Mr. Mahler's narration is neither an anti-war tome, accusatory opus, nor political polemic. Rather it is a reaffirmation — a celebration even — of America's constitutional government, in which a doughty naval officer and immigrant constitutional enthusiast could, in the midst of a war, sue the commander in chief on behalf of a low-ranking enemy detained in a cell at the edge of America's jurisdiction, and best the entire federal legal apparatus. Even for those who don't agree with the decision in Hamdan, the book will be a reminder of justice's grandeur in our country.
Descent into Chaos: The United States and the Failure of Nation Building in Pakistan, Afghanistan, and Central Asia by Ahmed Rashid (Viking) is reviewed in the San Francisco Chronicle. Steve Kettmann writes: "If you have had trouble making sense of the ever-gloomier headlines from Afghanistan, where a single attack in mid-July killed nine Americans and monthly U.S. death tolls are now higher than in Iraq, because of the resurgence of the Taliban, Ahmed Rashid's new study of the badly botched U.S. campaign in the area ought to be required reading." Raymond Bonner's New York Times review is a commentary on American policy in the region.

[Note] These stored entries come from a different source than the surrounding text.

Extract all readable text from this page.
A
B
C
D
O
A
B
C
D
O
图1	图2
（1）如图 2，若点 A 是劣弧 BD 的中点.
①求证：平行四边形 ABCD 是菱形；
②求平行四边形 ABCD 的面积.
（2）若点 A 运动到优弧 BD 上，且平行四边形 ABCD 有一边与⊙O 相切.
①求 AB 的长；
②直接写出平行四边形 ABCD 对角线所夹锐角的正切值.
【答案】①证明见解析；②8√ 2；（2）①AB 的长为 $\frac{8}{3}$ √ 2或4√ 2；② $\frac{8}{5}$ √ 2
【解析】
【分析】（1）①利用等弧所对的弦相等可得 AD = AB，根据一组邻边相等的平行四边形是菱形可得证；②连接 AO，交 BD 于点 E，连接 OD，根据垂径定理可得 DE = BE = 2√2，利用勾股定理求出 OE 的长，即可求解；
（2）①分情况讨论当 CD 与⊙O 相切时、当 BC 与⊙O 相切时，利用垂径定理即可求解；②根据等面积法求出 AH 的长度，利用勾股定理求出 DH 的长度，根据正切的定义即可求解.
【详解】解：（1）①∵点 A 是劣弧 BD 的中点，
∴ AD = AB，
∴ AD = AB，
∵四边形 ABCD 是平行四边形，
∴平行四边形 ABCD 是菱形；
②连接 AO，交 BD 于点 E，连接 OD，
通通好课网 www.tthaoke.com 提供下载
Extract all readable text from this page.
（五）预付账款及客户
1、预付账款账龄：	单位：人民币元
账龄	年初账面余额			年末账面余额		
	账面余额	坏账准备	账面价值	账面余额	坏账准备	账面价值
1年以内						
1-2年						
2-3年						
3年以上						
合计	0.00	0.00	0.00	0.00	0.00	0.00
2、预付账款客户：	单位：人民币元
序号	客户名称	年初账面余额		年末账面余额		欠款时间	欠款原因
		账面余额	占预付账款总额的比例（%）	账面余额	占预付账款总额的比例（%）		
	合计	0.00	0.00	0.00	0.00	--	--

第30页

The Way of the World: A Story of Truth and Hope in an Age of Extremism by Ron Suskind is reviewed for the Los Angeles Times by Tim Rutten. The book takes up the Bush Administration and the war on terror. Because of Suskind's past work, Rutten writes, "a reader comes...to 'The Way of the World: A Story of Truth and Hope in an Age of Extremism' with high expectations. One is likely to get up, however, feeling frustrated, confused and in need of further reassurance from the author as to the substance of some of the book's most serious allegations."

Finally, MY GUANTÁNAMO DIARY: The Detainees and the Stories They Told Me (Public Affairs) by Mahvish Rukhsana Khan, an interpreter who worked with detainees is reviewed by Jeffrey Rosen in the New York Times.